Ich bin überzeugt: Je mehr man sich nach außen als ein Unternehmen präsentiert, das für Diversität steht, desto schneller wird man diese Vielfalt auch intern verwirklichen können. Daher sind PR-Maßnahmen bei FCB ein wichtiger Teil der Bemühungen um Diversität. Wir achten stets darauf, uns in der Öffentlichkeit zu Vielfalt zu bekennen – ob bei öffentlichen Diskussionen, als Mitglieder von Preisjurys oder in der Presse. Ich finde es zum Beispiel wunderbar, dass dieses Jahr zum ersten Mal eine berufstätige Mutter bei den Filmfestspielen in Cannes für uns im Einsatz war: Sarah Latz hat uns dort mit ihrem Sohn Henry vertreten. Außerdem war mit Yenani Madikwa aus unserem Büro in Südafrika eine farbige Frau als Expertin für soziale Medien für uns in Cannes.

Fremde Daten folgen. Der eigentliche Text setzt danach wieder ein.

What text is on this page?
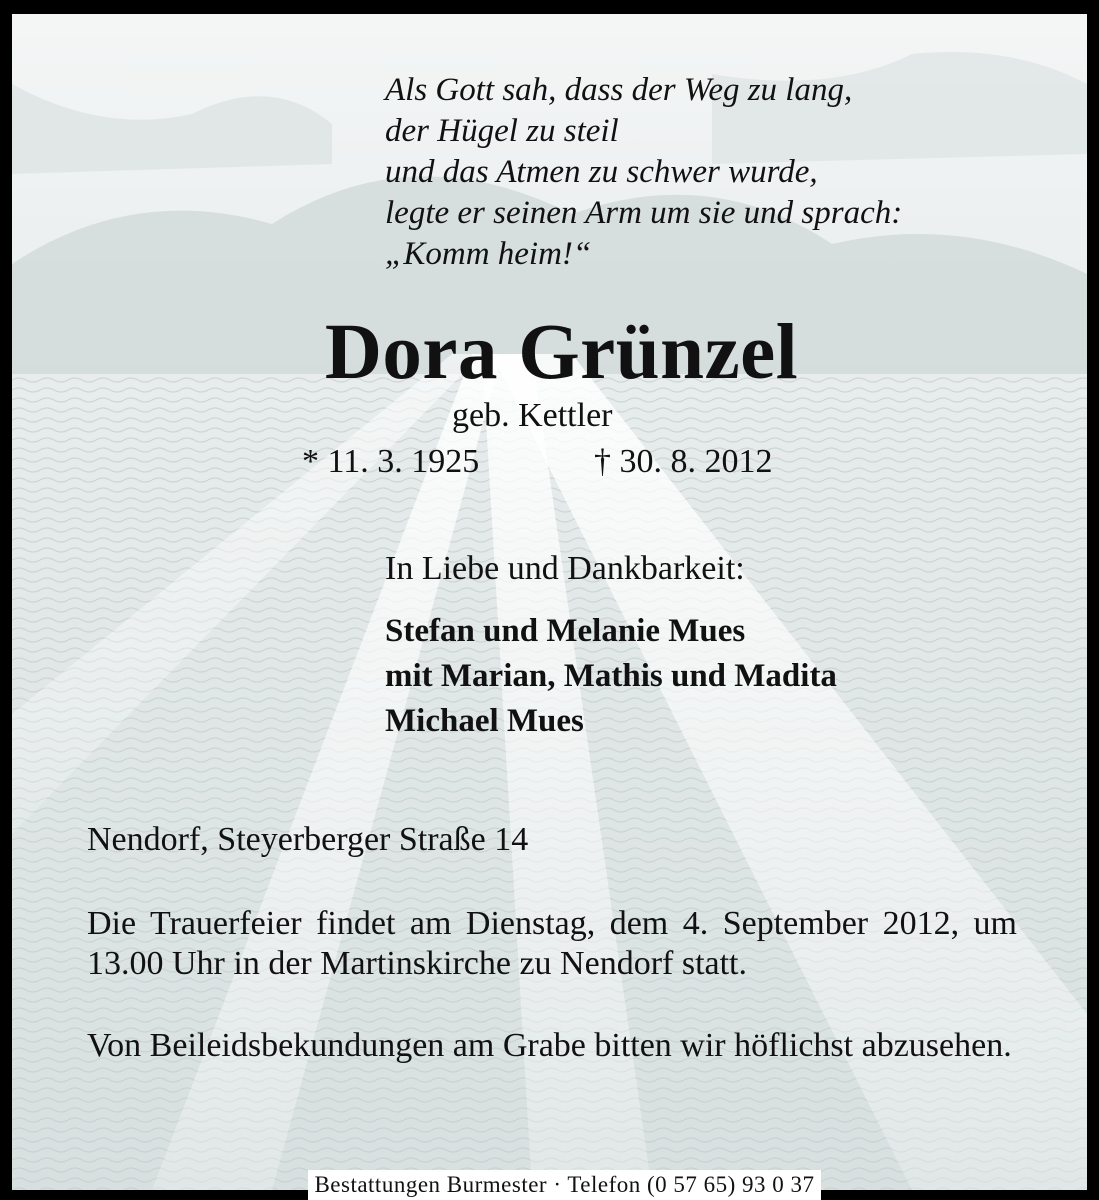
Als Gott sah, dass der Weg zu lang,
der Hügel zu steil
und das Atmen zu schwer wurde,
legte er seinen Arm um sie und sprach:
„Komm heim!“
Dora Grünzel
geb. Kettler
* 11. 3. 1925	† 30. 8. 2012
In Liebe und Dankbarkeit:
Stefan und Melanie Mues
mit Marian, Mathis und Madita
Michael Mues
Nendorf, Steyerberger Straße 14
Die Trauerfeier findet am Dienstag, dem 4. September 2012, um 13.00 Uhr in der Martinskirche zu Nendorf statt.
Von Beileidsbekundungen am Grabe bitten wir höflichst abzusehen.
Bestattungen Burmester · Telefon (0 57 65) 93 0 37
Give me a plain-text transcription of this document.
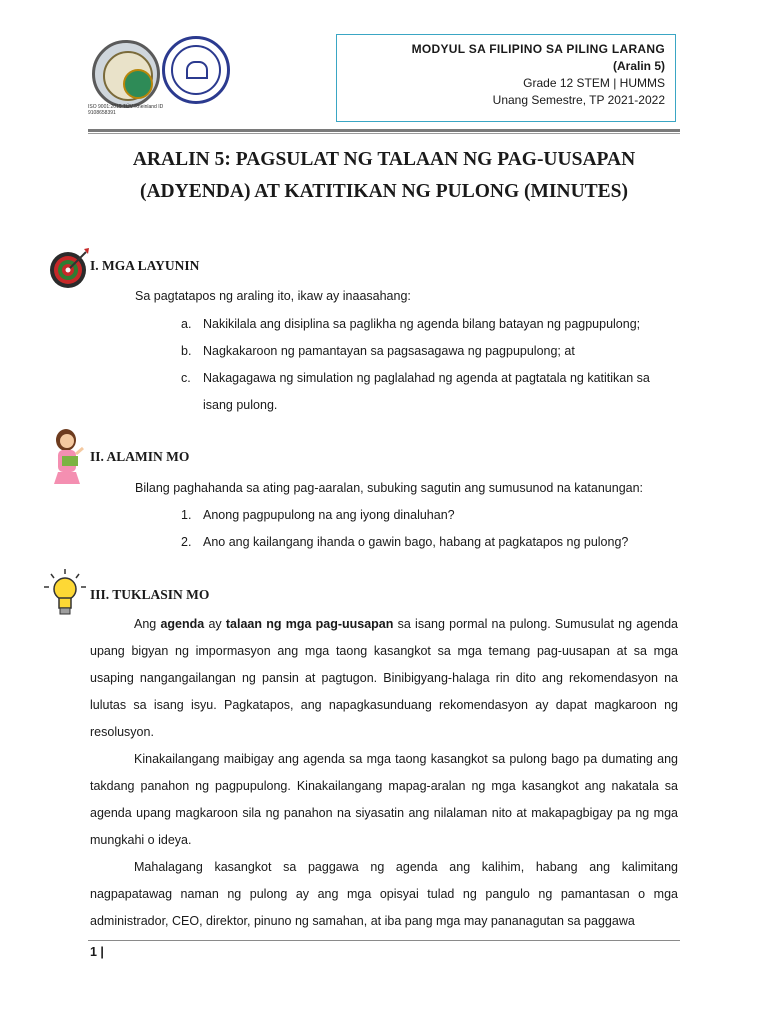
ISO 9001:2015 TÜV Rheinland ID 9108658391
MODYUL SA FILIPINO SA PILING LARANG
(Aralin 5)
Grade 12 STEM | HUMMS
Unang Semestre, TP 2021-2022
ARALIN 5: PAGSULAT NG TALAAN NG PAG-UUSAPAN
(ADYENDA) AT KATITIKAN NG PULONG (MINUTES)
I. MGA LAYUNIN
Sa pagtatapos ng araling ito, ikaw ay inaasahang:
a. Nakikilala ang disiplina sa paglikha ng agenda bilang batayan ng pagpupulong;
b. Nagkakaroon ng pamantayan sa pagsasagawa ng pagpupulong; at
c. Nakagagawa ng simulation ng paglalahad ng agenda at pagtatala ng katitikan sa
isang pulong.
II. ALAMIN MO
Bilang paghahanda sa ating pag-aaralan, subuking sagutin ang sumusunod na katanungan:
1. Anong pagpupulong na ang iyong dinaluhan?
2. Ano ang kailangang ihanda o gawin bago, habang at pagkatapos ng pulong?
III. TUKLASIN MO
Ang agenda ay talaan ng mga pag-uusapan sa isang pormal na pulong. Sumusulat ng agenda upang bigyan ng impormasyon ang mga taong kasangkot sa mga temang pag-uusapan at sa mga usaping nangangailangan ng pansin at pagtugon. Binibigyang-halaga rin dito ang rekomendasyon na lulutas sa isang isyu. Pagkatapos, ang napagkasunduang rekomendasyon ay dapat magkaroon ng resolusyon.
Kinakailangang maibigay ang agenda sa mga taong kasangkot sa pulong bago pa dumating ang takdang panahon ng pagpupulong. Kinakailangang mapag-aralan ng mga kasangkot ang nakatala sa agenda upang magkaroon sila ng panahon na siyasatin ang nilalaman nito at makapagbigay pa ng mga mungkahi o ideya.
Mahalagang kasangkot sa paggawa ng agenda ang kalihim, habang ang kalimitang nagpapatawag naman ng pulong ay ang mga opisyai tulad ng pangulo ng pamantasan o mga administrador, CEO, direktor, pinuno ng samahan, at iba pang mga may pananagutan sa paggawa
1 |
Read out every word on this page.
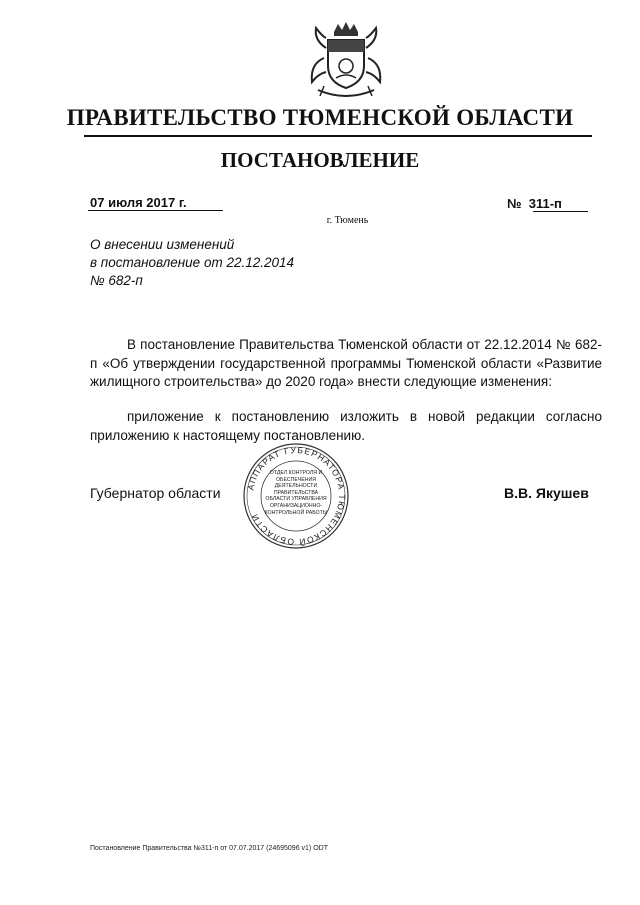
ПРАВИТЕЛЬСТВО ТЮМЕНСКОЙ ОБЛАСТИ
ПОСТАНОВЛЕНИЕ
07 июля 2017 г.	№  311-п
г. Тюмень
О внесении изменений
в постановление от 22.12.2014
№ 682-п
В постановление Правительства Тюменской области от 22.12.2014 № 682-п «Об утверждении государственной программы Тюменской области «Развитие жилищного строительства» до 2020 года» внести следующие изменения:
приложение к постановлению изложить в новой редакции согласно приложению к настоящему постановлению.
Губернатор области	В.В. Якушев
АППАРАТ ГУБЕРНАТОРА ТЮМЕНСКОЙ ОБЛАСТИ
ОТДЕЛ КОНТРОЛЯ И ОБЕСПЕЧЕНИЯ ДЕЯТЕЛЬНОСТИ ПРАВИТЕЛЬСТВА ОБЛАСТИ УПРАВЛЕНИЯ ОРГАНИЗАЦИОННО-КОНТРОЛЬНОЙ РАБОТЫ
Постановление Правительства №311-п от 07.07.2017 (24695096 v1) ODT
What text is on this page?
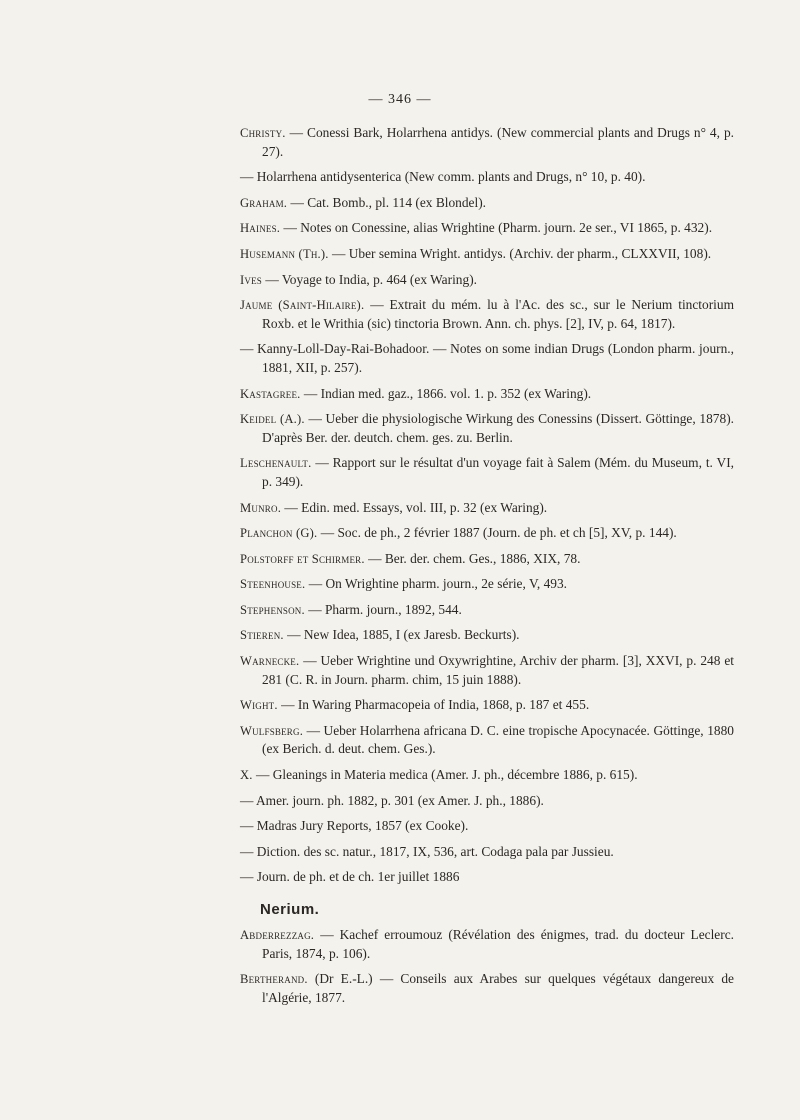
— 346 —
Christy. — Conessi Bark, Holarrhena antidys. (New commercial plants and Drugs n° 4, p. 27).
— Holarrhena antidysenterica (New comm. plants and Drugs, n° 10, p. 40).
Graham. — Cat. Bomb., pl. 114 (ex Blondel).
Haines. — Notes on Conessine, alias Wrightine (Pharm. journ. 2e ser., VI 1865, p. 432).
Husemann (Th.). — Uber semina Wright. antidys. (Archiv. der pharm., CLXXVII, 108).
Ives — Voyage to India, p. 464 (ex Waring).
Jaume (Saint-Hilaire). — Extrait du mém. lu à l'Ac. des sc., sur le Nerium tinctorium Roxb. et le Writhia (sic) tinctoria Brown. Ann. ch. phys. [2], IV, p. 64, 1817).
— Kanny-Loll-Day-Rai-Bohadoor. — Notes on some indian Drugs (London pharm. journ., 1881, XII, p. 257).
Kastagree. — Indian med. gaz., 1866. vol. 1. p. 352 (ex Waring).
Keidel (A.). — Ueber die physiologische Wirkung des Conessins (Dissert. Göttinge, 1878). D'après Ber. der. deutch. chem. ges. zu. Berlin.
Leschenault. — Rapport sur le résultat d'un voyage fait à Salem (Mém. du Museum, t. VI, p. 349).
Munro. — Edin. med. Essays, vol. III, p. 32 (ex Waring).
Planchon (G). — Soc. de ph., 2 février 1887 (Journ. de ph. et ch [5], XV, p. 144).
Polstorff et Schirmer. — Ber. der. chem. Ges., 1886, XIX, 78.
Steenhouse. — On Wrightine pharm. journ., 2e série, V, 493.
Stephenson. — Pharm. journ., 1892, 544.
Stieren. — New Idea, 1885, I (ex Jaresb. Beckurts).
Warnecke. — Ueber Wrightine und Oxywrightine, Archiv der pharm. [3], XXVI, p. 248 et 281 (C. R. in Journ. pharm. chim, 15 juin 1888).
Wight. — In Waring Pharmacopeia of India, 1868, p. 187 et 455.
Wulfsberg. — Ueber Holarrhena africana D. C. eine tropische Apocynacée. Göttinge, 1880 (ex Berich. d. deut. chem. Ges.).
X. — Gleanings in Materia medica (Amer. J. ph., décembre 1886, p. 615).
— Amer. journ. ph. 1882, p. 301 (ex Amer. J. ph., 1886).
— Madras Jury Reports, 1857 (ex Cooke).
— Diction. des sc. natur., 1817, IX, 536, art. Codaga pala par Jussieu.
— Journ. de ph. et de ch. 1er juillet 1886
Nerium.
Abderrezzag. — Kachef erroumouz (Révélation des énigmes, trad. du docteur Leclerc. Paris, 1874, p. 106).
Bertherand. (Dr E.-L.) — Conseils aux Arabes sur quelques végétaux dangereux de l'Algérie, 1877.
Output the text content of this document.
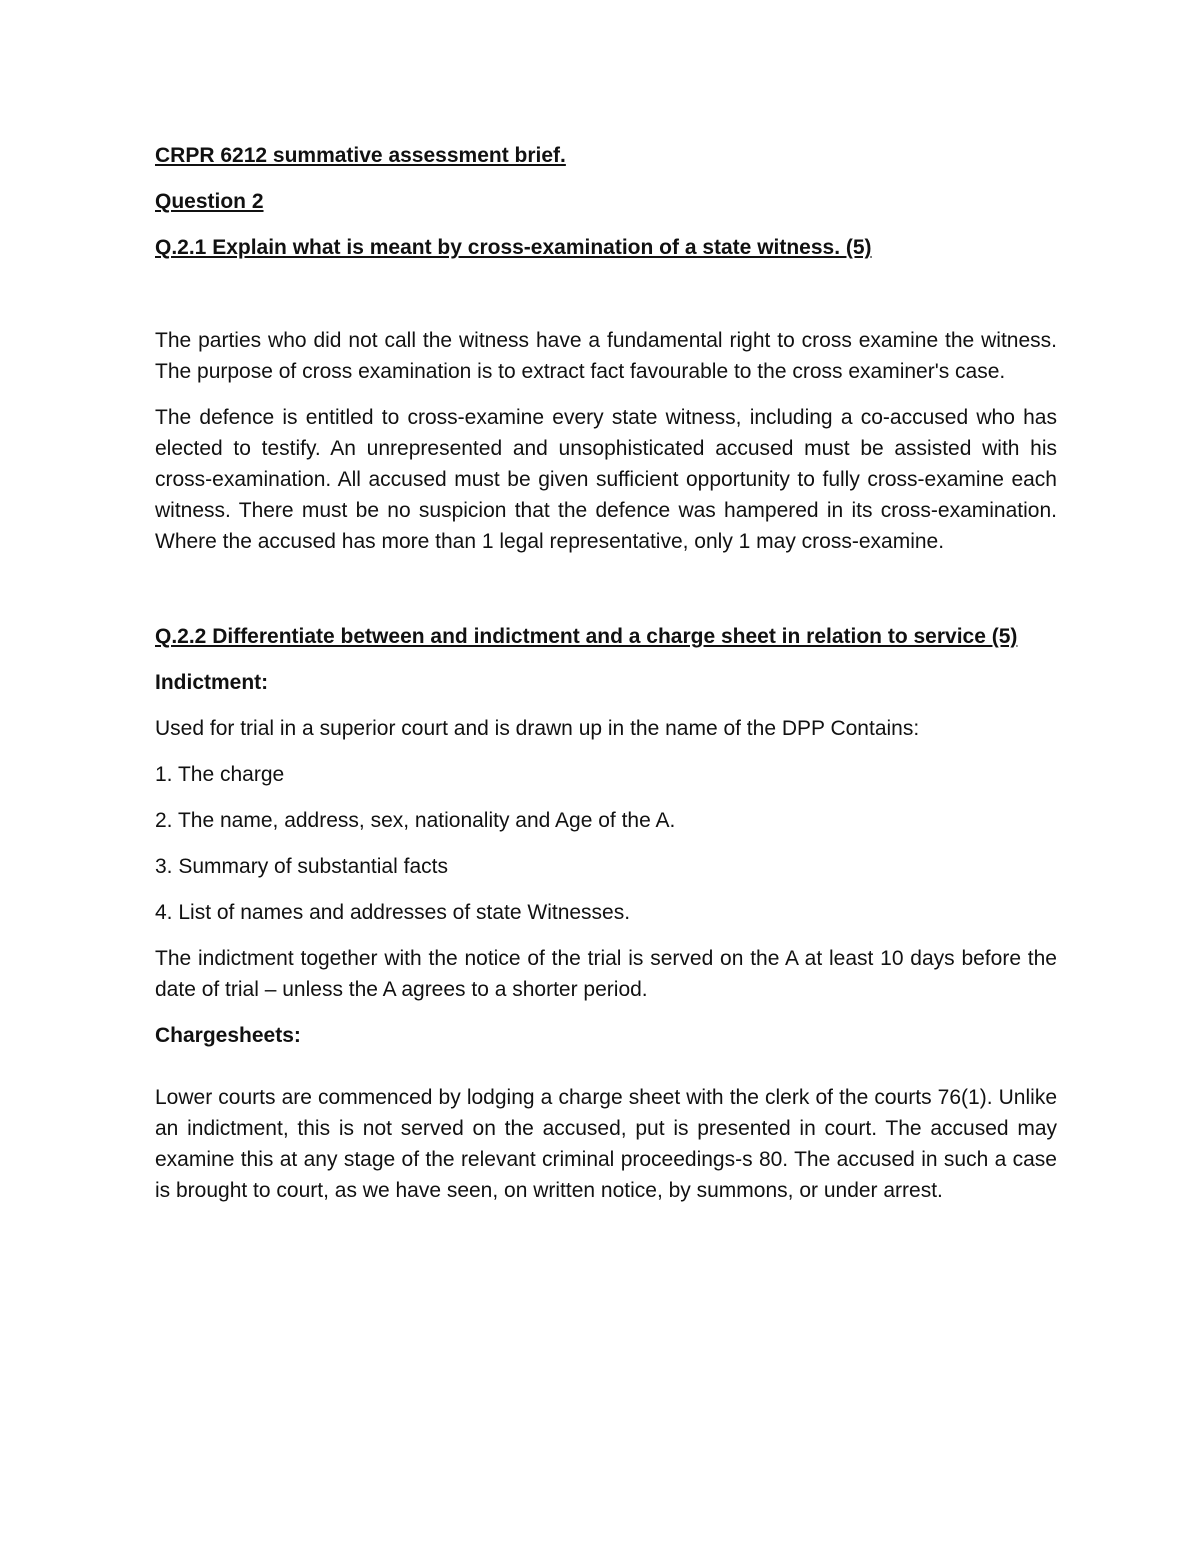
CRPR 6212 summative assessment brief.

Question 2

Q.2.1 Explain what is meant by cross-examination of a state witness. (5)

The parties who did not call the witness have a fundamental right to cross examine the witness. The purpose of cross examination is to extract fact favourable to the cross examiner's case.

The defence is entitled to cross-examine every state witness, including a co-accused who has elected to testify. An unrepresented and unsophisticated accused must be assisted with his cross-examination. All accused must be given sufficient opportunity to fully cross-examine each witness. There must be no suspicion that the defence was hampered in its cross-examination. Where the accused has more than 1 legal representative, only 1 may cross-examine.

Q.2.2 Differentiate between and indictment and a charge sheet in relation to service (5)

Indictment:

Used for trial in a superior court and is drawn up in the name of the DPP Contains:

1. The charge

2. The name, address, sex, nationality and Age of the A.

3. Summary of substantial facts

4. List of names and addresses of state Witnesses.

The indictment together with the notice of the trial is served on the A at least 10 days before the date of trial – unless the A agrees to a shorter period.

Chargesheets:

Lower courts are commenced by lodging a charge sheet with the clerk of the courts 76(1). Unlike an indictment, this is not served on the accused, put is presented in court. The accused may examine this at any stage of the relevant criminal proceedings-s 80. The accused in such a case is brought to court, as we have seen, on written notice, by summons, or under arrest.
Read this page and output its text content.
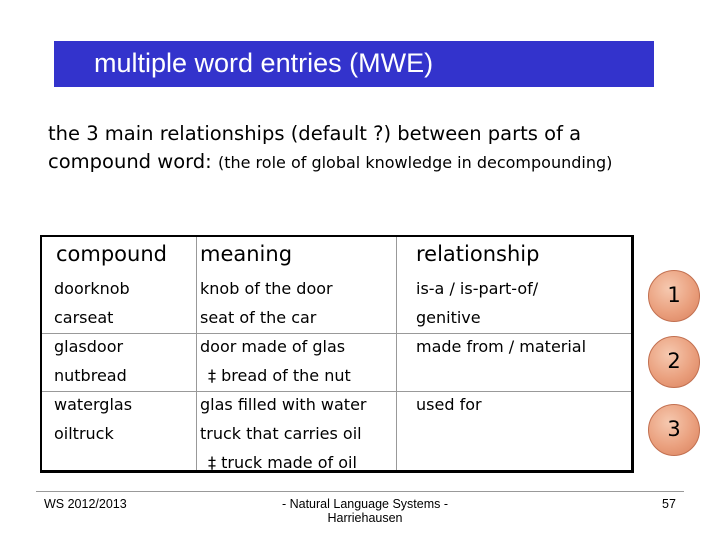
multiple word entries (MWE)
the 3 main relationships (default ?) between parts of a
compound word: (the role of global knowledge in decompounding)
compound meaning	relationship
doorknob
carseat
glasdoor
nutbread
waterglas
oiltruck
knob of the door
seat of the car
door made of glas
‡ bread of the nut
glas filled with water
truck that carries oil
‡ truck made of oil
is-a / is-part-of/
genitive
made from / material
used for
1
2
3
WS 2012/2013	- Natural Language Systems -
Harriehausen
57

Eine Herausforderung für unsere Branche 

Werbung lebt von der Kreativität begabter Menschen, die unterschiedliche Perspektiven einbringen. In der Branche hat man die erforderlichen Ressourcen zu spät bereitgestellt, um Diversität in jedem Unternehmen zu verankern. Mittlerweile erleben wir in manchen Bereichen Fortschritte, etwa bei der Einstellungspraxis. Doch für meinen Geschmack hat sich zu wenig geändert, wenn es darum geht, Mitarbeiter unterschiedlicher Hautfarbe in Unternehmen zu halten. Für mich hat dieser Aspekt eine hohe Priorität. Wir alle sollten anerkennen, dass ein Team erst dann vollständig ist, wenn Menschen verschiedener ethnischer Herkunft darin integriert sind. Das gilt für die gesamte Branche und unabhängig von konkreten Umständen.

Wir werden den Mangel an Vielfalt nicht über Nacht ausgleichen können. Und was wir dafür brauchen, sind Aufmerksamkeit, Nachdruck und Engagement – branchenweit. Doch es ist ein Ziel, für das es sich zu kämpfen lohnt, denn die Zukunft der Werbeindustrie hängt davon ab.